Once all that is done, the crew will begin installation of a series of steel cables, cross beams and pillars that promises to hold up the bridge like a super sling or a giant girdle.

“A wooden bridge is its own worst enemy,” Spaulding said, pointing to deteriorated shingles on the side of the bridge that were soaked and damaged in a 1997 flood. “The wood dries out, and then the siding gets washed out and it becomes like a dam, building up pressure.”

He said the bridge is already bowed slightly from the pressure.

The new stabilization design calls for four steel pillars — two at each end — to be installed along either side of the bridge and extending at least 20 feet above the crown of the bridge’s roof. Then two large steel crossbeams will be placed under the span toward the center.

Finally, steel cables anchored in the rocks on either side of the river will be stretched over the steel columns, connecting with the crossbeams.

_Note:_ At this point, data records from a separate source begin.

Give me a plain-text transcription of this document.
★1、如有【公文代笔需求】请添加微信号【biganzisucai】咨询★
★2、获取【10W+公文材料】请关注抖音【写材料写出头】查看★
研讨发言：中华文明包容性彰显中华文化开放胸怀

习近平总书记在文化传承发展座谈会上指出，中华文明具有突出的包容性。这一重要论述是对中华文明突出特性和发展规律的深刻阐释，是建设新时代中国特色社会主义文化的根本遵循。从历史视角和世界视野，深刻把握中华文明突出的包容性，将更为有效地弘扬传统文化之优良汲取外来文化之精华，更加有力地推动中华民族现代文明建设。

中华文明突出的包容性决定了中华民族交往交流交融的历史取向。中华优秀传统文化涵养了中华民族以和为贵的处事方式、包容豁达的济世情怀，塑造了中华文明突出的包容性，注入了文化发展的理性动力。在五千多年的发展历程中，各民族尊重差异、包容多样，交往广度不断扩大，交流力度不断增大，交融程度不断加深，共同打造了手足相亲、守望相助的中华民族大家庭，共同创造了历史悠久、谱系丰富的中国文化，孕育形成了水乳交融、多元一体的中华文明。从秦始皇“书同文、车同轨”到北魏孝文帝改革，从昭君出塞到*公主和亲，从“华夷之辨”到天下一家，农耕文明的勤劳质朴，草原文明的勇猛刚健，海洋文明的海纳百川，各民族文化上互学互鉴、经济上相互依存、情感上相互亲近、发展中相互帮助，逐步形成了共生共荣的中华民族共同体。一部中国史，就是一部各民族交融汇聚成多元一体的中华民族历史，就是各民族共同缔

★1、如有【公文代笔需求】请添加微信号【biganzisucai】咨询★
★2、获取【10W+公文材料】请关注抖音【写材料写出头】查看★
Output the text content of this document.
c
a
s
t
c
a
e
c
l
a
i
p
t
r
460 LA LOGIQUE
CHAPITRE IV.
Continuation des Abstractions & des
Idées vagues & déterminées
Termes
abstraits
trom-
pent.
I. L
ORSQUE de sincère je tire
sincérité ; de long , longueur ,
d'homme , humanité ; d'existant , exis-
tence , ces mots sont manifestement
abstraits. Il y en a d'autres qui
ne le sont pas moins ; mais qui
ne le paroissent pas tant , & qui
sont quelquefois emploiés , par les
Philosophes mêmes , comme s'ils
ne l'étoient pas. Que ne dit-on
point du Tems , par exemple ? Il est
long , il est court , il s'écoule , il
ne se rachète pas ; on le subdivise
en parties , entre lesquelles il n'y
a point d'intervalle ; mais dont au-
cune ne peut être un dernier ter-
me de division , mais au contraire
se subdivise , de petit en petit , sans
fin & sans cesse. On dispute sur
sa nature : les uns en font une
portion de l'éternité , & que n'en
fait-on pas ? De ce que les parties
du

“This will go way, way beyond” what was done before,” said Spaulding, referring to a 1997 stabilization project that used columns posted underneath the bridge at either end. “All that weight in the middle (that was not addressed before) will be held up.”

After RSC’s work is done, design work will begin on the bridge restoration. Plans call for the damaged siding shingles to be replaced and a new roof to be added.

According to Vicky Waters, deputy director of public affairs for California State Parks, Spaulding’s firm was chosen for the job in August in a competitive bidding process that began in May. Spaulding’s firm was selected for the $300,000 contract for their expertise, she said.

“This is a very important project for us,” Waters said. “We are very confident of the contractors we’ve selected.” A contractor has not yet been hired for the second phase, she added.

For his part, Spaulding said he couldn’t be more pleased.

“I really wanted to do this,” Spaulding said of the project. “This one really means something to me.”

He said there was a lot of satisfaction in contributing to saving a legacy for future generations.

“It’s a piece of history that’s been here forever,” he said. “Sometimes it’s nice to preserve old things.”